Postgraduate Submissions

  1. Quest for a Sustainable Community Radio Broadcasting in Nepal: Practices, Prospects and Problems
    Faheem Hussain — Faculty, Information Systems Carnegie Mellon University, Qatar

    Since its inception in 1997, Community Radio (CR) in Nepal has earned wide range acceptability among the masses as an effective community-based medium. This paper critically looks into the issue of ensuring ‘sustainability’ in Nepalese CR broadcasting. Here, different types of CR management systems in Nepal have been analyzed with the goal of understanding the activities initiated to ensure the multidimensional sustainability of the stations. The five stations considered cover all the major types of CR management in Nepal. The field study focused on issues related to social, operational and financial sustainability. All the stations were found to be more or less successful in achieving social sustainability but struggling to some extent while achieving the rest. Finally, a set of recommendations have been proposed with the goal of developing a sustainable CR mechanism in Nepal that will be able to play a significant role in overall human development.

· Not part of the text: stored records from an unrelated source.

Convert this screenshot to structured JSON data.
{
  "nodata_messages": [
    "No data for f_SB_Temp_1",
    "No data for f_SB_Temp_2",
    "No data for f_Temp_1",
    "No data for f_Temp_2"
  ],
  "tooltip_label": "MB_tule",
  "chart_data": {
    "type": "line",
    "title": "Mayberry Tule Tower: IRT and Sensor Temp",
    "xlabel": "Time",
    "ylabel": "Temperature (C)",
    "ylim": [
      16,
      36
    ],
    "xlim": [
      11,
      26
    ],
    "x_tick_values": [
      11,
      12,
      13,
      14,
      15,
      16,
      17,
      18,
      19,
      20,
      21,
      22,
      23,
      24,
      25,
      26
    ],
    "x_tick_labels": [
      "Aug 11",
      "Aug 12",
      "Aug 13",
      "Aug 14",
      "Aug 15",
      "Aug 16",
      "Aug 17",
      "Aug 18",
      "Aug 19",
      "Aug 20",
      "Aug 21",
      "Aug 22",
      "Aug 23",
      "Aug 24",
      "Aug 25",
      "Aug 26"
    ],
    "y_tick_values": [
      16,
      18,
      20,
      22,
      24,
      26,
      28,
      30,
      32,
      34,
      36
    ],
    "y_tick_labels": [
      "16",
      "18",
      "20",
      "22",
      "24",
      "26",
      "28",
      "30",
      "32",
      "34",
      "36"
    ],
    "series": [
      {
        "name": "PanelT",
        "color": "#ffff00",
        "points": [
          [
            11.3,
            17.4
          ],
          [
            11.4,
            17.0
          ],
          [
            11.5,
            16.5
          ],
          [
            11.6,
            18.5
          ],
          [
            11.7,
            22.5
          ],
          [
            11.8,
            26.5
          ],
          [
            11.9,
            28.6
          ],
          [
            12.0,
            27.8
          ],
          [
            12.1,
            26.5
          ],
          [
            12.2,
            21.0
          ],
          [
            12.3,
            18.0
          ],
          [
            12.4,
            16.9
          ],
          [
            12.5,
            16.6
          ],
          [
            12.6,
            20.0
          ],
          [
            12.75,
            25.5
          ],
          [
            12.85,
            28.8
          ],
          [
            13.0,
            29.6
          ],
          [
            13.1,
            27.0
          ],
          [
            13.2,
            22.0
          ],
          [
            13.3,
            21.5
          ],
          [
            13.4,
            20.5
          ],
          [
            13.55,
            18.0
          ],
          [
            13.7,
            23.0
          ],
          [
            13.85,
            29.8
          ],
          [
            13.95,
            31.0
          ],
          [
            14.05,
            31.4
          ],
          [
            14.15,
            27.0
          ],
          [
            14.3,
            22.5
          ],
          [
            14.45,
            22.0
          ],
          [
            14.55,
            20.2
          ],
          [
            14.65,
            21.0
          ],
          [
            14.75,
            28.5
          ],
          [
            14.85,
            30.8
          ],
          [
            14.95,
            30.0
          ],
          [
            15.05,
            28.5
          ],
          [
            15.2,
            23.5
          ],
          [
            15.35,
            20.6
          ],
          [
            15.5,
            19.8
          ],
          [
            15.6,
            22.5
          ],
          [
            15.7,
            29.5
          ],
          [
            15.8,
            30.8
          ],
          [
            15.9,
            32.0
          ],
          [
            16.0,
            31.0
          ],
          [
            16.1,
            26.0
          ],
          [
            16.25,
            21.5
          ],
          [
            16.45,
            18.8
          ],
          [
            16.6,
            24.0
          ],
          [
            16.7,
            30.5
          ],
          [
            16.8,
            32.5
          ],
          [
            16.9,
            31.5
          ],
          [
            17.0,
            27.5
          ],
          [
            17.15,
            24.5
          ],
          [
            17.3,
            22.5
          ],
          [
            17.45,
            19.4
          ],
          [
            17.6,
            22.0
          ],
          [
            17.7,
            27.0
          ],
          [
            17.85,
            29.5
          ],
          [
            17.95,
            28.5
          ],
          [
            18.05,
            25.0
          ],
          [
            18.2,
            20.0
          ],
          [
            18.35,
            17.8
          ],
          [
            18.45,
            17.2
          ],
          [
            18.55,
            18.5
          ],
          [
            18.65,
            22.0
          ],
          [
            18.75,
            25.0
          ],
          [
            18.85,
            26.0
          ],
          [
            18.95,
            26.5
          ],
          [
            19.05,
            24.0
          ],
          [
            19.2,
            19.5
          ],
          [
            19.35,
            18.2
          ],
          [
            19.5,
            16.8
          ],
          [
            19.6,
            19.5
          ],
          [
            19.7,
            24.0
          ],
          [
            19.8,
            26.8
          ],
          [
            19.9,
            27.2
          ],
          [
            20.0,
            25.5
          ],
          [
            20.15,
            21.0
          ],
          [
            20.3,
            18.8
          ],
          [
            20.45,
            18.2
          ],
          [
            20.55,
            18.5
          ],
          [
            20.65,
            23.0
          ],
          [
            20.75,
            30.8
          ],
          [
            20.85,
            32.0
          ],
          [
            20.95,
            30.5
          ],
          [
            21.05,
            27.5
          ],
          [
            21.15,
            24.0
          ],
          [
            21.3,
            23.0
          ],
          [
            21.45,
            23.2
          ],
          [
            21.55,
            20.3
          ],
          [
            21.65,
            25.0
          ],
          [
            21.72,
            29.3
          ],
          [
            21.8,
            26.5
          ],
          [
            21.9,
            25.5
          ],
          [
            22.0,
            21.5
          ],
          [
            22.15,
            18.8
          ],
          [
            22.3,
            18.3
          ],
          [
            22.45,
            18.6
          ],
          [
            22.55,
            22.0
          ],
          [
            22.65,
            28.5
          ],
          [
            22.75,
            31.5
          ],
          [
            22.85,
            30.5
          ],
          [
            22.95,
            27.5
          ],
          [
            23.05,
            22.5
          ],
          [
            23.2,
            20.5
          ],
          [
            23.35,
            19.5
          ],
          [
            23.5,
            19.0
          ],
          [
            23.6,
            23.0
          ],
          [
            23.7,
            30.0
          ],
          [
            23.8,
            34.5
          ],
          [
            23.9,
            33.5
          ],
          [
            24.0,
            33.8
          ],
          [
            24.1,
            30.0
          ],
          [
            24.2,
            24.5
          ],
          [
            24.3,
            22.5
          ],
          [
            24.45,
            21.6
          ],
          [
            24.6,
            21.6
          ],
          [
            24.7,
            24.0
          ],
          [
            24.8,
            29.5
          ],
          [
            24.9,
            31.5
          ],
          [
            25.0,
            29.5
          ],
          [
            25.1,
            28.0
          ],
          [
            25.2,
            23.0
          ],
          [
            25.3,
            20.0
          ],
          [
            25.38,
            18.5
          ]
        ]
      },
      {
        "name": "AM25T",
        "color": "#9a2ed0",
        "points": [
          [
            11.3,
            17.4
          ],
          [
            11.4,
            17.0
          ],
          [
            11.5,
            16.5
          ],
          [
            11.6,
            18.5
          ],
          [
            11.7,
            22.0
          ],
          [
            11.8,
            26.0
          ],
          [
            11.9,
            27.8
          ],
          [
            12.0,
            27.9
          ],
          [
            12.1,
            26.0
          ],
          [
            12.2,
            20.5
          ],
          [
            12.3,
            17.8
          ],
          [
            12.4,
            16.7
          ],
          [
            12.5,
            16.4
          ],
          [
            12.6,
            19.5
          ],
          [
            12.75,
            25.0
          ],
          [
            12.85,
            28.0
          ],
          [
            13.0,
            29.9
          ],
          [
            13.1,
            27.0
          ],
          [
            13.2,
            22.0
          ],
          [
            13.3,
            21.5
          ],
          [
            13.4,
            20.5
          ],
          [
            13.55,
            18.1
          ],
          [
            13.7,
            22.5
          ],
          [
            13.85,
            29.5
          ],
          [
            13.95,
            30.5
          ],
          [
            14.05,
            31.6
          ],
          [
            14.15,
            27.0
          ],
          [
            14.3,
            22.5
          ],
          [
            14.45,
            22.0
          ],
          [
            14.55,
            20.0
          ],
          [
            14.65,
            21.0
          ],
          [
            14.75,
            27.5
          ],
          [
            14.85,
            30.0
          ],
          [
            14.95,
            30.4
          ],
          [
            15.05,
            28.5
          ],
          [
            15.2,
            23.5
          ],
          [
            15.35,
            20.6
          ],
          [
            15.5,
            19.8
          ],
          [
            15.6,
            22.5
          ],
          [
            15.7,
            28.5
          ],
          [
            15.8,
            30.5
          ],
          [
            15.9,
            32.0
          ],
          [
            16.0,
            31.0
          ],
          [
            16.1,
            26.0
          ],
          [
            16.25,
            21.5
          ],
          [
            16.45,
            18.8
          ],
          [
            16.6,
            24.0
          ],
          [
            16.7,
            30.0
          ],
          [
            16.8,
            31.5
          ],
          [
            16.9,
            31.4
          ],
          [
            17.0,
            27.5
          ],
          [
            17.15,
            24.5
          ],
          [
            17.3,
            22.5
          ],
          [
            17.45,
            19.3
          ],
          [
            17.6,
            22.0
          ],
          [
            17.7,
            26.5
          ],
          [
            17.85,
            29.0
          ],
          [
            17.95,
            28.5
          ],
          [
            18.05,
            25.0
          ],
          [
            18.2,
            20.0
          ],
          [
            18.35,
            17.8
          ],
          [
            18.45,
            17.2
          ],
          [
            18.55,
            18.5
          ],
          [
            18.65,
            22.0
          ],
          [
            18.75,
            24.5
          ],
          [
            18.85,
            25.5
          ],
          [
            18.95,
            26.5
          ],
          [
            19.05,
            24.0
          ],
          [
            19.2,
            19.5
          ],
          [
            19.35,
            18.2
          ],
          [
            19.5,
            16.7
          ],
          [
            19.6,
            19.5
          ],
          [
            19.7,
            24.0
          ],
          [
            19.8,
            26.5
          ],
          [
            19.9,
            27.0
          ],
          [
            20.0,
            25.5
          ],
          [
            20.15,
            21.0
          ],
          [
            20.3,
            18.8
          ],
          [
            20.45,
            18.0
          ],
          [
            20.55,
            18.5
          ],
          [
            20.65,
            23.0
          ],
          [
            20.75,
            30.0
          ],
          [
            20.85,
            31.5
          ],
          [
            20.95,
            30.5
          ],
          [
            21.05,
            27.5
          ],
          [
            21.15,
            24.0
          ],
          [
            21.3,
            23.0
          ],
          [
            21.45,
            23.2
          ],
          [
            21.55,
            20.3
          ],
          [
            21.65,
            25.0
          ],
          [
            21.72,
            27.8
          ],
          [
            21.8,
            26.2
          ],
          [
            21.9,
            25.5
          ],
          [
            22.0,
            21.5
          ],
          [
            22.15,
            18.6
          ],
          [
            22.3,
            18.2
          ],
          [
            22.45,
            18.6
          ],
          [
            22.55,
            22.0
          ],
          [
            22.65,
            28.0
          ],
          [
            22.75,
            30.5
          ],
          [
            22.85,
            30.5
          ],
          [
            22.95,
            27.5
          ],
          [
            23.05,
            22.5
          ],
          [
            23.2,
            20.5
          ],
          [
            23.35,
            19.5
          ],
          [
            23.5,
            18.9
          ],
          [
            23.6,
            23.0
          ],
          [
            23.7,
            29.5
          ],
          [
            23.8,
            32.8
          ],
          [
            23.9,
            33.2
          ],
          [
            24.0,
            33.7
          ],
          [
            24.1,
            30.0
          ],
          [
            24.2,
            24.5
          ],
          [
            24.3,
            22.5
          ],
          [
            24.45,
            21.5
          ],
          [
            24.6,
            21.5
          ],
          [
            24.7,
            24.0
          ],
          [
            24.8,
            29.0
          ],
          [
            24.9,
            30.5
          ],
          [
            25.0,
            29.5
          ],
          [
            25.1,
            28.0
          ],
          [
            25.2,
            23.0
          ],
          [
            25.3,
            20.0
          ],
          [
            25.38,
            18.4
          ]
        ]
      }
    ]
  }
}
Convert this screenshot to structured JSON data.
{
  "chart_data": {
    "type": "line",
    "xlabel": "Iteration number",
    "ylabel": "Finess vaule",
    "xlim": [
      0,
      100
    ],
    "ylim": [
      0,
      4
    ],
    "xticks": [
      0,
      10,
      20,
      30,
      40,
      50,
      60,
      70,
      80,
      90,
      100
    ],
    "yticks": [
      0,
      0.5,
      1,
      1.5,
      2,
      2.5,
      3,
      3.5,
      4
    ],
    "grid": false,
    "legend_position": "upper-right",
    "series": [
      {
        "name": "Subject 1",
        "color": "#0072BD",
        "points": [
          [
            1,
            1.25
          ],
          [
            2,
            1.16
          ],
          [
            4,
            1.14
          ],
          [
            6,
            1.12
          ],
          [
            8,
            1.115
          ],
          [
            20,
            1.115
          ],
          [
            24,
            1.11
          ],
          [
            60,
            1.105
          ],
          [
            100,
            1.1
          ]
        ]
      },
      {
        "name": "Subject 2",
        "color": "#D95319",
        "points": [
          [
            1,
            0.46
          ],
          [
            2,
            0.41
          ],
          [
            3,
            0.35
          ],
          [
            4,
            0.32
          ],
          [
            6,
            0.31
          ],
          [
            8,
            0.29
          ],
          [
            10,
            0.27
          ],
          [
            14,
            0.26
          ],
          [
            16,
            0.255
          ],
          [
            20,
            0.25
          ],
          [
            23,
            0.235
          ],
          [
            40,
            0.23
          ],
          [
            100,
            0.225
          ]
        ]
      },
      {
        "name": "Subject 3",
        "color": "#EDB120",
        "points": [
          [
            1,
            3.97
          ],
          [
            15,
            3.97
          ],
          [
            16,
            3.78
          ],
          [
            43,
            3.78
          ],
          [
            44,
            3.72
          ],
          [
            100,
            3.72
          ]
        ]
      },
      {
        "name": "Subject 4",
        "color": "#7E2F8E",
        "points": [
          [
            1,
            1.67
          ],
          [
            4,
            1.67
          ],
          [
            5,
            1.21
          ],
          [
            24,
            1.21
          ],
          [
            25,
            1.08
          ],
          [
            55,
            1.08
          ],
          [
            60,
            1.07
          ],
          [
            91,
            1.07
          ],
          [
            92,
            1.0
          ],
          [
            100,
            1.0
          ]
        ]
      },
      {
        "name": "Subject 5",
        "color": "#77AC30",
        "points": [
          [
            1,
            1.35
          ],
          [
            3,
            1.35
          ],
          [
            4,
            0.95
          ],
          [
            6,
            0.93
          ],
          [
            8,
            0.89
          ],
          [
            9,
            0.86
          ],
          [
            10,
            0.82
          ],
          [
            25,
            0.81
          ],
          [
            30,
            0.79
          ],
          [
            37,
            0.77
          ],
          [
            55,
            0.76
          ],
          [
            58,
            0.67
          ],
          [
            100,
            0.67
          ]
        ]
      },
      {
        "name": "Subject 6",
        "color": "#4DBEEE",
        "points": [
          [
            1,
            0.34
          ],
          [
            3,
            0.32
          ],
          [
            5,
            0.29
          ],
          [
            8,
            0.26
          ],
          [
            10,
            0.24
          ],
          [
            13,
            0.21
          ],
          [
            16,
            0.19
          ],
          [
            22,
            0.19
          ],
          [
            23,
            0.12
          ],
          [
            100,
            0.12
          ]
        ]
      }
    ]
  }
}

  2. Engaging the Civil Dead: Citizens’ Media and Prisoner
    Heather Anderson — School of Arts, Griffith University, Australia

    If community media is at the forefront of new models of citizen participation, then what better way to test this claim than by examining how community radio facilitates those groups most segregated from the general public? Prisoners, by their very nature, are by far one of society’s most excluded populations. In this paper I draw on international examples of prisoners’ radio and, more specifically on an Australian case study (4ZzZ, Brisbane’s Locked In), to investigate the practical implementation of citizens’ media theory.